A discordância entre acadêmicos e militantes em relação ao uso de conceitos e termos relacionados com a homossexualidade não é nova. Mesmo após o termo homossexualismo - que em seu sufixo denotava doença - ter sido substituído por homossexualidade e ter sido aceito pela maioria, o psicanalista Jurandir Freire Costa em seu livro “A inocência e o vício” defendeu a sua troca por homoerotismo. A maioria dos militantes do MHB rechaçou a preferência do autor por esse termo, pois viu isso como uma forma de relegar as relações homossexuais apenas ao campo das práticas sexuais e do erotismo em detrimento da homoafetividade e da orientação sexual. O exemplo citado é apenas um dos casos em que ocorre discordância entre o MHB e alguns teóricos acadêmicos que têm como tema de suas pesquisas e trabalhos a diversidade sexual, ambos parecem algumas vezes possuir interesses distintos e algumas vezes isso não deixa de ser uma realidade.
Em relação ao conceito de homofobia parece ser consenso entre acadêmicos e militantes do MHB reconhecer o seu caráter polissêmico e concordarem que as formas como ela se apresenta também são diversas, mas a relativização desse conceito e das situações que o envolve pode levar a discussão da homofobia para o campo perigoso do subjetivismo. Num cenário de luta por equidade de direitos, reconhecimento e respeito à diversidade sexual, a relativização do conceito de homofobia serve mais aos interesses daqueles contrários a sua criminalização do que para os que lutam para que esses crimes não aconteçam impunemente. É inegável que além da violência que vitima centenas de LGBT a cada ano no Brasil, a homofobia se apresenta de muitas outras maneiras. Seja através do bullying, difamação, injúrias verbais ou gestos e mímicas obscenos mais óbvios até formas mais sutis e disfarçadas, como a falta de cordialidade e a antipatia no convívio social, a insinuação, a ironia ou o sarcasmo.
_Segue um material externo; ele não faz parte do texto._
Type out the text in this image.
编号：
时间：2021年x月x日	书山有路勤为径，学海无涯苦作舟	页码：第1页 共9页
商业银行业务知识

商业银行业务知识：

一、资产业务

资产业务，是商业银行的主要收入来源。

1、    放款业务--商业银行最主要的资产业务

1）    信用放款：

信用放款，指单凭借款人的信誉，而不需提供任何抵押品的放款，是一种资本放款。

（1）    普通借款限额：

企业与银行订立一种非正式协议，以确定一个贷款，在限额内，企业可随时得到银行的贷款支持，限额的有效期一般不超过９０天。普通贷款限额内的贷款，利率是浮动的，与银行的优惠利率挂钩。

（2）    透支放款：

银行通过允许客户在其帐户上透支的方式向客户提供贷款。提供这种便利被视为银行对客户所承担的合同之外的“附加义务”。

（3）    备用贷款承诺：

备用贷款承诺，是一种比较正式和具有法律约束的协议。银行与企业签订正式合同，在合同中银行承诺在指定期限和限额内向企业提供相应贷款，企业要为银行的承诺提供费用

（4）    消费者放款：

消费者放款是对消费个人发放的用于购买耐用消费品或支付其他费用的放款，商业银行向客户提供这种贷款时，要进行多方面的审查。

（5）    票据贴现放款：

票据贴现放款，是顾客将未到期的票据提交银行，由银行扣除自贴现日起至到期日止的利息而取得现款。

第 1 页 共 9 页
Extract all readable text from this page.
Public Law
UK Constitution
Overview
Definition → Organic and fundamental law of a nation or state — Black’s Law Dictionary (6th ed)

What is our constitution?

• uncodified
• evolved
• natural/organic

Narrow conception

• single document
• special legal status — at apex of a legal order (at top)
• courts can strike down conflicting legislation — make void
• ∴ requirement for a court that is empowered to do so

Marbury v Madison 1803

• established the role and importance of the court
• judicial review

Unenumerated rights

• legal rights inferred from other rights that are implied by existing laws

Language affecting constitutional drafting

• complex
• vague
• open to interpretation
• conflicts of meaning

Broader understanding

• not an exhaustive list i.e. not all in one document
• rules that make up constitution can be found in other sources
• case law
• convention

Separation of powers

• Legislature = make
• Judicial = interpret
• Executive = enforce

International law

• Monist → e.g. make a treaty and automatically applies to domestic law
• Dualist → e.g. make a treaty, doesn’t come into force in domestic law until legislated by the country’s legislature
Em muitos desses casos a vítima de homofobia tem dificuldade em provar objetivamente que a sua honra ou dignidade foram violentadas. Por isso, o MHB não pode cair nas armadilhas do subjetivismo sociológico que provoca a despolitização do movimento além de desviar o foco do que é premente que é a criminalização do preconceito a que são vitimas os LGBT.

Não podemos fechar os olhos para a realidade de violências a que esse grupo sempre esteve exposto e nem negarmos que historicamente os homossexuais tiveram seus direitos negados pelo Estado sob o olhar cúmplice da sociedade brasileira que prefere ficar cego para a realidade acreditando no mito que somos um país tolerante e sem preconceitos. Precisamos enxergar a nossa realidade para além desses mitos e crenças para que possamos buscar a construção de uma sociedade verdadeiramente justa que respeita as diferenças, promove a igualdade de direitos e oportunidades para todos os seus cidadãos independentemente da sua raça, identidade de gênero, classe social ou orientação sexual.

NOTA:
Relatório anual do GGB revela que 260 LGBT foram assassinados no Brasil em 2010, isso mostra que a cada 36 horas um LGBT é morto no Brasil vítima da homofobia.


Referências:
CHAUÍ:Marilena. Brasil. Mito fundador e sociedade autoritária. São Paulo: Fundação Perseu Abramo, 2000.

JUNQUEIRA, Rogério Diniz. Homofobia: limites e possibilidades de um conceito em meio a disputas. Bagoas jul/dez 2007;1(1):145-65.